A typhoon passed through Hong Kong recently. Afterwards, at low-tide time, I donned a pair of low-rise duck boots and headed down to the small beach nearby to see whether any interesting sea life had been washed closer to shore or, less-fortunately for the creatures concerned, ashore. I did see some interesting living and once-living things but mostly I saw trash and groups of people blithely digging for clams amidst the trash.

A view back towards shore from the tidal flat. At bottom, a zoomed-in view of the trash deposit at the bottom of the beach.

Any interesting living things would be out on the tidal flat, in the few-mm-deep layer of water remaining at low tide, so that was where I spent much of my short walk.
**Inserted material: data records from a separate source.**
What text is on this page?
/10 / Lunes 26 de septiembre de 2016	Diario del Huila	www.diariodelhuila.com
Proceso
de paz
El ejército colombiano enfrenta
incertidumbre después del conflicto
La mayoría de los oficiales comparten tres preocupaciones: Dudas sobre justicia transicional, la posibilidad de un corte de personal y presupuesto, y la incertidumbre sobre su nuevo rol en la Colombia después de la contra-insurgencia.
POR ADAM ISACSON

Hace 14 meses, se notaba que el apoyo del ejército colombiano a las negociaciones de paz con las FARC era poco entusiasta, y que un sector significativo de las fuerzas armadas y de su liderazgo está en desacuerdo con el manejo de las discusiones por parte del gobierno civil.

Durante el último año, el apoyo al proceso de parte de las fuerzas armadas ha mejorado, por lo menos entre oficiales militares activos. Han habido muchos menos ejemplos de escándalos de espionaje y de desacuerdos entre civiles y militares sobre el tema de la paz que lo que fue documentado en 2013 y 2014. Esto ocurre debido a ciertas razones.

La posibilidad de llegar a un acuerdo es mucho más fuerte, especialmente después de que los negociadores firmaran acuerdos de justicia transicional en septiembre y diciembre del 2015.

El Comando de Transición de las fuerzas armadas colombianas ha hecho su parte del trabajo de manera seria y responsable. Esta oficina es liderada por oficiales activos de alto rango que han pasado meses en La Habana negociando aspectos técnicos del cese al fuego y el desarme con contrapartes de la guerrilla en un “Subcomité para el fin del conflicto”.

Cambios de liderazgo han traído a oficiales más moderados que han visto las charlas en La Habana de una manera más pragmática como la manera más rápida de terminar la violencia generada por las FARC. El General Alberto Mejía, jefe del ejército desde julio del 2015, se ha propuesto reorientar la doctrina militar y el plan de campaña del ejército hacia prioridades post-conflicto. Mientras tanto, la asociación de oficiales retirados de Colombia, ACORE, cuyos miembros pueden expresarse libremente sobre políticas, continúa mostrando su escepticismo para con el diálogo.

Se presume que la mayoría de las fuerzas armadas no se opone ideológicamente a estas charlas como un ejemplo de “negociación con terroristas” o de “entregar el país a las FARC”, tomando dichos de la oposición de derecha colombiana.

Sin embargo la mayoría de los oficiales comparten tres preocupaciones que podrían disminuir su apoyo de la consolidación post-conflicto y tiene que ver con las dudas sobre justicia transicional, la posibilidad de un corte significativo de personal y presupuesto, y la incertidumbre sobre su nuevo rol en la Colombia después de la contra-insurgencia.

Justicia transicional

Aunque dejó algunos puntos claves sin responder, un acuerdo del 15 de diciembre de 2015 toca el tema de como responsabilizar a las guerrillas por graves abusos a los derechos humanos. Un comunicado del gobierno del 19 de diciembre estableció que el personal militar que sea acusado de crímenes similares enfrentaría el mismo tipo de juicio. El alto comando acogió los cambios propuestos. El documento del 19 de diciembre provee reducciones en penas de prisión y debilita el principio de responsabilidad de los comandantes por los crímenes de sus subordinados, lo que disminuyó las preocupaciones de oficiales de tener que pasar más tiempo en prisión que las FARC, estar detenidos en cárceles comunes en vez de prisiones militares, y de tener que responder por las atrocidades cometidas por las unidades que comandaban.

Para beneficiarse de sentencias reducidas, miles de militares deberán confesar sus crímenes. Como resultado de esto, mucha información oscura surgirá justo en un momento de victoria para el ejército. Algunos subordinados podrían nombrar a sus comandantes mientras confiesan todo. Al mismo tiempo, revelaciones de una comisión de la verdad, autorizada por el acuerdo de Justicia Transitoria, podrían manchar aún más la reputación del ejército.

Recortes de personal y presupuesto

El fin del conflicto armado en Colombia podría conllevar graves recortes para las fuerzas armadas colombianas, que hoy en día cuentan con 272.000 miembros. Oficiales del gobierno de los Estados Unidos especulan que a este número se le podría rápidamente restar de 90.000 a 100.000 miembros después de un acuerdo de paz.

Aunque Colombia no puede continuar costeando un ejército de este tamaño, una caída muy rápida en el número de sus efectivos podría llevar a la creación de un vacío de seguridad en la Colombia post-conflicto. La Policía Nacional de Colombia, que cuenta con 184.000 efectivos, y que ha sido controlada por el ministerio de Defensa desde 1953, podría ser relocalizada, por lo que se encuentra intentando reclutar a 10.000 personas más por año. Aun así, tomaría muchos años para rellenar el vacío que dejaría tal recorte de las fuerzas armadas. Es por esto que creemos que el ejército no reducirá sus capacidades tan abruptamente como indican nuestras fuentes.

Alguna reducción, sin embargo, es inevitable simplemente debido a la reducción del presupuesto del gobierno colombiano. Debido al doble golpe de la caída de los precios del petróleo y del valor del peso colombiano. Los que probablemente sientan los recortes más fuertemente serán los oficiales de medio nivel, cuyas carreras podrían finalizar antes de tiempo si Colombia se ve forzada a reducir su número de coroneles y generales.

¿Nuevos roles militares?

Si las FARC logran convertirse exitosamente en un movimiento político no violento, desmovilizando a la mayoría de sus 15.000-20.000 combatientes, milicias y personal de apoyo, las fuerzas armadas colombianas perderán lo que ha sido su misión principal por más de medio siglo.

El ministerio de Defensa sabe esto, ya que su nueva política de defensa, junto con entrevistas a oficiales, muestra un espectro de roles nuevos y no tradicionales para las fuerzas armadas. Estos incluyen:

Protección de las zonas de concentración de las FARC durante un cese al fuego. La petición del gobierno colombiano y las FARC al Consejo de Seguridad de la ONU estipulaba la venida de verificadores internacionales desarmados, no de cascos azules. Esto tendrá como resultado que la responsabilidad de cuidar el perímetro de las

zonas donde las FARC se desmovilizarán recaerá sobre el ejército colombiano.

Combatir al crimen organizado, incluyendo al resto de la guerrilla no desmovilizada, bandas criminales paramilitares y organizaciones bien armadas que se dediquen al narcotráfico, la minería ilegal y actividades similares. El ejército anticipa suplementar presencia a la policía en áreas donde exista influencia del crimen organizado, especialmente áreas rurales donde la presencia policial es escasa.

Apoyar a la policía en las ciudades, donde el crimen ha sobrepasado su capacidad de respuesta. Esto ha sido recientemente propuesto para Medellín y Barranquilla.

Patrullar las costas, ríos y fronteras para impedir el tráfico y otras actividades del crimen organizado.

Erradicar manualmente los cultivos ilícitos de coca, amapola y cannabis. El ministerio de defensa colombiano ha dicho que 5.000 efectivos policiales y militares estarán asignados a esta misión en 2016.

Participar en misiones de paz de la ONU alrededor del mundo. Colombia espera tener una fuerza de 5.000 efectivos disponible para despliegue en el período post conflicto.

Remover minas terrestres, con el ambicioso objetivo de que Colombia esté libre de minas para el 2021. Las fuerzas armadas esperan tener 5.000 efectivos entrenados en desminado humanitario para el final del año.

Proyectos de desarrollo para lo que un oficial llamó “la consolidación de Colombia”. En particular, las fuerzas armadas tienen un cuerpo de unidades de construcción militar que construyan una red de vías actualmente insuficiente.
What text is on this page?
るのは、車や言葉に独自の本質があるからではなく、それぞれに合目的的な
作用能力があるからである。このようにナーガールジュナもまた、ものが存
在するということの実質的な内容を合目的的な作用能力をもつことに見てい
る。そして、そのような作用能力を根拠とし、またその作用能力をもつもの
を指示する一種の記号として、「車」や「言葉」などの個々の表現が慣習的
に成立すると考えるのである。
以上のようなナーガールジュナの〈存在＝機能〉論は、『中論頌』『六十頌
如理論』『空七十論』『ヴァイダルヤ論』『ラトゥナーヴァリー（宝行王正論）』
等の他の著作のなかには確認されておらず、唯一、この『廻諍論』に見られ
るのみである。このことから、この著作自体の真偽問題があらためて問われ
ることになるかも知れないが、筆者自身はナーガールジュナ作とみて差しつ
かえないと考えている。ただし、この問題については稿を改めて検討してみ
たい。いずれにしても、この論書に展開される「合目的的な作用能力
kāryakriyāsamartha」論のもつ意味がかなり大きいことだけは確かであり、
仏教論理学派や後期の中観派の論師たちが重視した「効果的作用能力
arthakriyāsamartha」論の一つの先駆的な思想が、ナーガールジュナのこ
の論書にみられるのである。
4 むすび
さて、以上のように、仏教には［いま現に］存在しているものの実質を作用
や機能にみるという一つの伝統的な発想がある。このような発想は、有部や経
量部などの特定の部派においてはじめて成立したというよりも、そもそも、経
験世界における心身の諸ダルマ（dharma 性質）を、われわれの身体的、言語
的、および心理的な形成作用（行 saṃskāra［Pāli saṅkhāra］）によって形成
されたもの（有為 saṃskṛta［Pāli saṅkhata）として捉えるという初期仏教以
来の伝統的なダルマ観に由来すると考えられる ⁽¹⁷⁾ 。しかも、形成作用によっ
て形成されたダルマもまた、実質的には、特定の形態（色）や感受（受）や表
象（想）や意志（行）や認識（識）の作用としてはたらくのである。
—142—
Above is a snapshot taken facing back towards shore, with a zoomed-in view of part of the long trash deposit at the bottom of the beach.

Man wading into trash tea.

The trash was thickest at the high-tide line (a bit like a glacial moraine of garbage), but no part of the beach or the flat was clean. Every bit of seaborne rubbish was less than an arm’s reach from another bit and it was much more densely packed in many areas and more was visible floating in or on the water itself. Nevertheless, the guy above shucked his sneakers and seemed to be enjoying standing ankle-deep in trash tea.

Digging for clams in the garbage-strewn sediment.

At every low tide, groups of people descend on the flat to dig for clams. Professional diggers wear umbrella hats to keep the sun out of their eyes and their harvests go into large buckets, which they later heft onto two-wheeled carts stationed on the nearest bits of beach. Those clams likely find their way onto local “fresh seafood” restaurant tables. On this day, the pros either stayed home due to the sporadic heavy showers from the trailing edge of the departing typhoon or were working elsewhere, but normal folks came out to dig, with children in tow. Presumably, they ate all or most of their hauls themselves.

Incidentally, that reddish-orange thing in the foreground, a bit to the right of the center of the image, is a rusted-out propane tank.